The author, Miriam Gensowski, who is an assistant professor of economics at the University of Copenhagen, describes a study she published this year in the journal Labour Economics. Genswoski analyzed the results of the Terman study, which followed a group of about 1,500 high-IQ individuals from childhood to old age (1920s to 1990s).

She looked specifically at the links between childhood personality, lifetime earnings, and education to figure out which traits affect men and women’s professional success, and when.

Results showed that more agreeable – i.e. nicer and friendlier – men earned significantly less than other men. This isn’t typically true for young workers – the effect is only visible once men turn 30, and it’s strongest between ages 40 and 60.

As Gensowski writes in HBR, a man who is in the top 20% of agreeableness will earn about $270,000 less over their lifetime than the average working man.

Two other traits that stood out in Gensowski’s research are extroversion and conscientiousness, or being organized and hardworking. Men who score high on both traits tend to reap higher salaries: She writes in HBR that a man who is average on extroversion will earn $600,000 more in his lifetime than a man who is in the bottom 20% of extroversion.

Gensowski also notes that the effects of personality are strongest in highly educated men. Being conscientious, extroverted, and disagreeable makes much more of a difference for a man with a master’s degree or a doctorate than it does for a man with a bachelor’s.

It’s harder to say how women’s personality traits are related to their earnings in Gensowski’s study, given that she says only about half the women were working. (Recall that this study started in the 1920s, when women’s professional opportunities were more limited.)

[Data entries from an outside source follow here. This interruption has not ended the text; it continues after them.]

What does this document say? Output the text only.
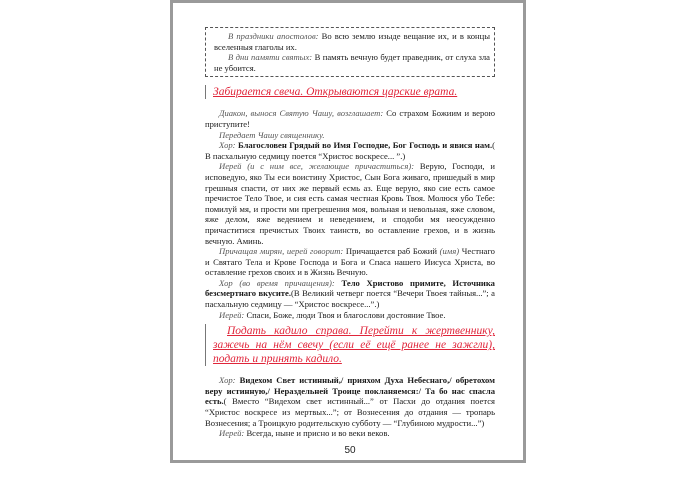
В праздники апостолов: Во всю землю изыде вещание их, и в концы вселенныя глаголы их.

В дни памяти святых: В память вечную будет праведник, от слуха зла не убоится.

Забирается свеча. Открываются царские врата.

Диакон, вынося Святую Чашу, возглашает: Со страхом Божиим и верою приступите!

Передает Чашу священнику.

Хор: Благословен Грядый во Имя Господне, Бог Господь и явися нам.( В пасхальную седмицу поется “Христос воскресе... ”.)

Иерей (и с ним все, желающие причаститься): Верую, Господи, и исповедую, яко Ты еси воистину Христос, Сын Бога живаго, пришедый в мир грешныя спасти, от них же первый есмь аз. Еще верую, яко сие есть самое пречистое Тело Твое, и сия есть самая честная Кровь Твоя. Молюся убо Тебе: помилуй мя, и прости ми прегрешения моя, вольная и невольная, яже словом, яже делом, яже ведением и неведением, и сподоби мя неосужденно причаститися пречистых Твоих таинств, во оставление грехов, и в жизнь вечную. Аминь.

Причащая мирян, иерей говорит: Причащается раб Божий (имя) Честнаго и Святаго Тела и Крове Господа и Бога и Спаса нашего Иисуса Христа, во оставление грехов своих и в Жизнь Вечную.

Хор (во время причащения): Тело Христово примите, Источника безсмертнаго вкусите.(В Великий четверг поется “Вечери Твоея тайныя...”; а пасхальную седмицу — “Христос воскресе...”.)

Иерей: Спаси, Боже, люди Твоя и благослови достояние Твое.

Подать кадило справа. Перейти к жертвеннику, зажечь на нём свечу (если её ещё ранее не зажгли), подать и принять кадило.

Хор: Видехом Свет истинный,/ прияхом Духа Небеснаго,/ обретохом веру истинную,/ Нераздельней Троице покланяемся:/ Та бо нас спасла есть.( Вместо “Видехом свет истинный...” от Пасхи до отдания поется “Христос воскресе из мертвых...”; от Вознесения до отдания — тропарь Вознесения; а Троицкую родительскую субботу — “Глубиною мудрости...”)

Иерей: Всегда, ныне и присно и во веки веков.

50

Other research suggests agreeable people are less likely to become leaders

Gensowski’s findings are supported by earlier research. For example, a 2012 study published in the Journal of Personality and Social Psychology also found that agreeable men tend to earn less than their peers, and that this effect is virtually nonexistent for women. (From that study: “For men, it literally pays to be a contrarian.”)

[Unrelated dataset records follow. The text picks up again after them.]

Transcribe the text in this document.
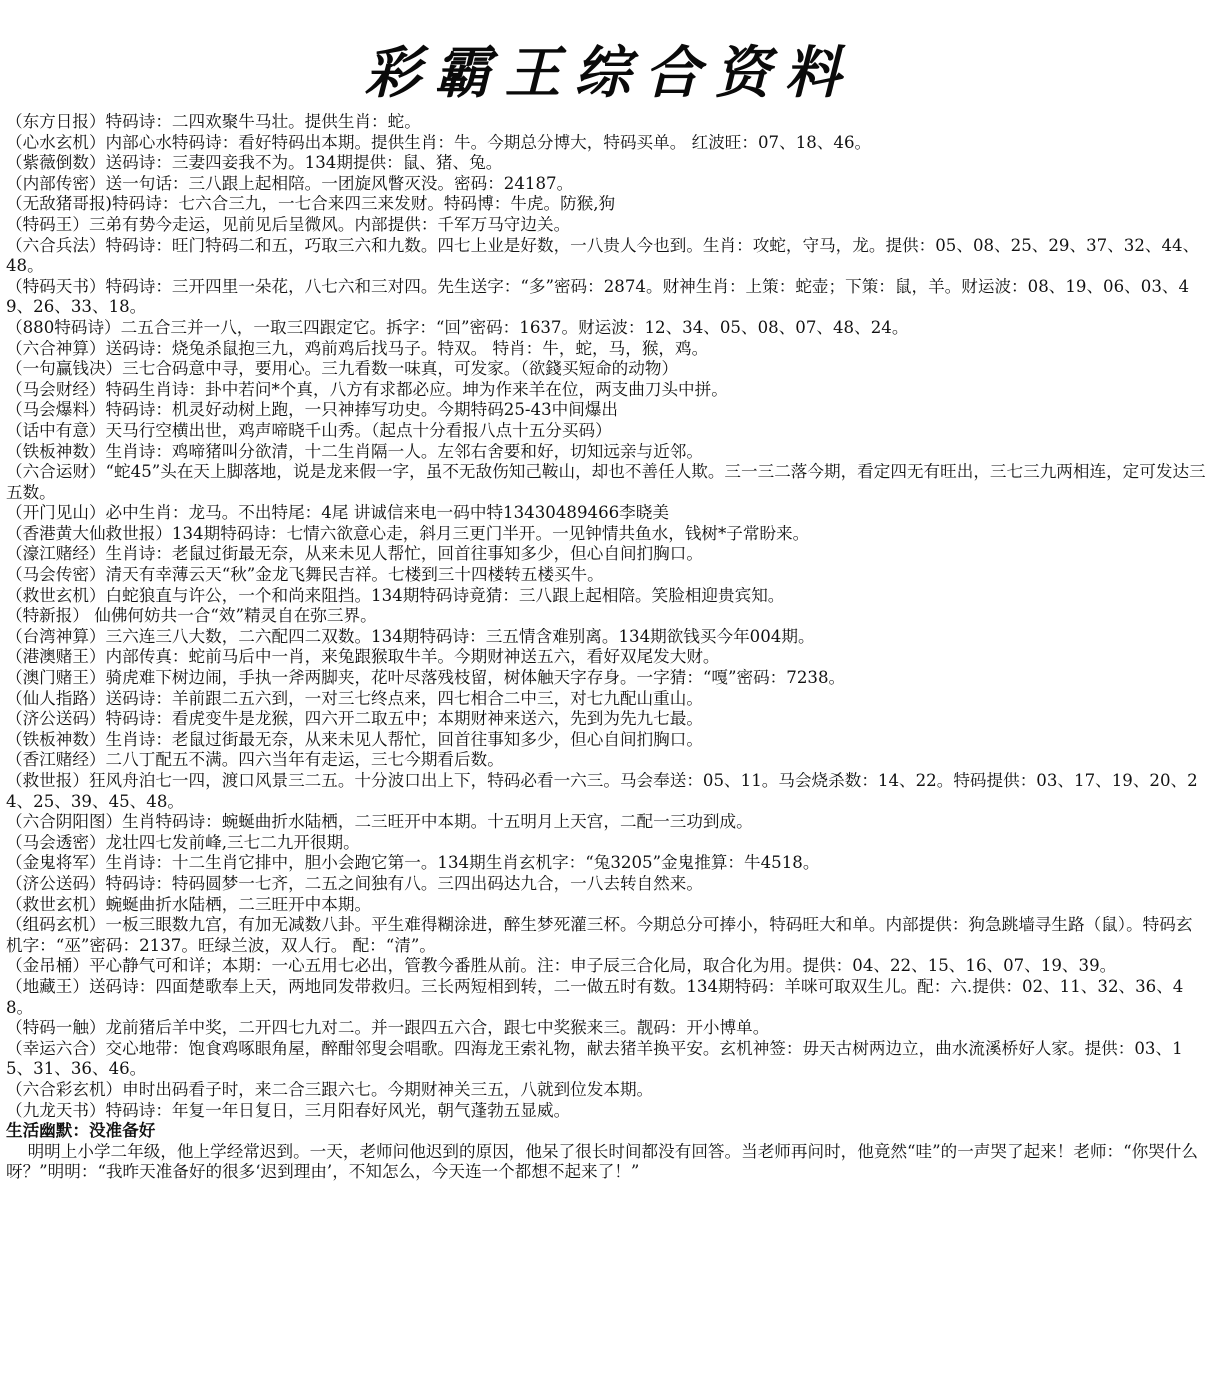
彩霸王综合资料

（东方日报）特码诗：二四欢聚牛马壮。提供生肖：蛇。

（心水玄机）内部心水特码诗：看好特码出本期。提供生肖：牛。今期总分博大，特码买单。 红波旺：07、18、46。

（紫薇倒数）送码诗：三妻四妾我不为。134期提供：鼠、猪、兔。

（内部传密）送一句话：三八跟上起相陪。一团旋风瞥灭没。密码：24187。

（无敌猪哥报)特码诗：七六合三九，一七合来四三来发财。特码博：牛虎。防猴,狗

（特码王）三弟有势今走运，见前见后呈微风。内部提供：千军万马守边关。

（六合兵法）特码诗：旺门特码二和五，巧取三六和九数。四七上业是好数，一八贵人今也到。生肖：攻蛇，守马，龙。提供：05、08、25、29、37、32、44、48。

（特码天书）特码诗：三开四里一朵花，八七六和三对四。先生送字：“多”密码：2874。财神生肖：上策：蛇壶；下策：鼠，羊。财运波：08、19、06、03、49、26、33、18。

（880特码诗）二五合三并一八，一取三四跟定它。拆字：“回”密码：1637。财运波：12、34、05、08、07、48、24。

（六合神算）送码诗：烧兔杀鼠抱三九，鸡前鸡后找马子。特双。 特肖：牛，蛇，马，猴，鸡。

（一句赢钱决）三七合码意中寻，要用心。三九看数一味真，可发家。（欲錢买短命的动物）

（马会财经）特码生肖诗：卦中若问*个真，八方有求都必应。坤为作来羊在位，两支曲刀头中拼。

（马会爆料）特码诗：机灵好动树上跑，一只神捧写功史。今期特码25-43中间爆出

（话中有意）天马行空横出世，鸡声啼晓千山秀。（起点十分看报八点十五分买码）

（铁板神数）生肖诗：鸡啼猪叫分欲清，十二生肖隔一人。左邻右舍要和好，切知远亲与近邻。

（六合运财）“蛇45”头在天上脚落地，说是龙来假一字，虽不无敌伤知己鞍山，却也不善任人欺。三一三二落今期，看定四无有旺出，三七三九两相连，定可发达三五数。

（开门见山）必中生肖：龙马。不出特尾：4尾 讲诚信来电一码中特13430489466李晓美

（香港黄大仙救世报）134期特码诗：七情六欲意心走，斜月三更门半开。一见钟情共鱼水，钱树*子常盼来。

（濠江赌经）生肖诗：老鼠过街最无奈，从来未见人帮忙，回首往事知多少，但心自间扪胸口。

（马会传密）清天有幸薄云天“秋”金龙飞舞民吉祥。七楼到三十四楼转五楼买牛。

（救世玄机）白蛇狼直与许公，一个和尚来阻挡。134期特码诗竟猜：三八跟上起相陪。笑脸相迎贵宾知。

（特新报） 仙佛何妨共一合“效”精灵自在弥三界。

（台湾神算）三六连三八大数，二六配四二双数。134期特码诗：三五情含难别离。134期欲钱买今年004期。

（港澳赌王）内部传真：蛇前马后中一肖，来兔跟猴取牛羊。今期财神送五六，看好双尾发大财。

（澳门赌王）骑虎难下树边闹，手执一斧两脚夹，花叶尽落残枝留，树体触天字存身。一字猜：“嘎”密码：7238。

（仙人指路）送码诗：羊前跟二五六到，一对三七终点来，四七相合二中三，对七九配山重山。

（济公送码）特码诗：看虎变牛是龙猴，四六开二取五中；本期财神来送六，先到为先九七最。

（铁板神数）生肖诗：老鼠过街最无奈，从来未见人帮忙，回首往事知多少，但心自间扪胸口。

（香江赌经）二八丁配五不满。四六当年有走运，三七今期看后数。

（救世报）狂风舟泊七一四，渡口风景三二五。十分波口出上下，特码必看一六三。马会奉送：05、11。马会烧杀数：14、22。特码提供：03、17、19、20、24、25、39、45、48。

（六合阴阳图）生肖特码诗：蜿蜒曲折水陆栖，二三旺开中本期。十五明月上天宫，二配一三功到成。

（马会透密）龙壮四七发前峰,三七二九开很期。

（金鬼将军）生肖诗：十二生肖它排中，胆小会跑它第一。134期生肖玄机字：“兔3205”金鬼推算：牛4518。

（济公送码）特码诗：特码圆梦一七齐，二五之间独有八。三四出码达九合，一八去转自然来。

（救世玄机）蜿蜒曲折水陆栖，二三旺开中本期。

（组码玄机）一板三眼数九宫，有加无减数八卦。平生难得糊涂进，醉生梦死灌三杯。今期总分可捧小，特码旺大和单。内部提供：狗急跳墙寻生路（鼠）。特码玄机字：“巫”密码：2137。旺绿兰波，双人行。 配：“清”。

（金吊桶）平心静气可和详；本期：一心五用七必出，管教今番胜从前。注：申子辰三合化局，取合化为用。提供：04、22、15、16、07、19、39。

（地藏王）送码诗：四面楚歌奉上天，两地同发带救归。三长两短相到转，二一做五时有数。134期特码：羊咪可取双生儿。配：六.提供：02、11、32、36、48。

（特码一触）龙前猪后羊中奖，二开四七九对二。并一跟四五六合，跟七中奖猴来三。靓码：开小博单。

（幸运六合）交心地带：饱食鸡啄眼角屋，醉酣邻叟会唱歌。四海龙王索礼物，献去猪羊换平安。玄机神签：毋天古树两边立，曲水流溪桥好人家。提供：03、15、31、36、46。

（六合彩玄机）申时出码看子时，来二合三跟六七。今期财神关三五，八就到位发本期。

（九龙天书）特码诗：年复一年日复日，三月阳春好风光，朝气蓬勃五显威。

生活幽默：没准备好

明明上小学二年级，他上学经常迟到。一天，老师问他迟到的原因，他呆了很长时间都没有回答。当老师再问时，他竟然“哇”的一声哭了起来！老师：“你哭什么呀？”明明：“我昨天准备好的很多‘迟到理由’，不知怎么，今天连一个都想不起来了！”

Other data suggests that agreeable people – especially agreeable men – are less likely to hold leadership positions. Meanwhile, those who display both conscientiousness and extroversion are more likely to become leaders.

In his 2013 book “Habits of Leadership,” psychologist Art Markman suggests that employees appreciate a boss who can give frank feedback – and agreeable people may have a hard time providing criticism.

One interesting caveat to this research: As Markman writes in “Habits of Leadership,” disagreeable people tend to be more likely to lose their jobs and to be less well-liked than agreeable people.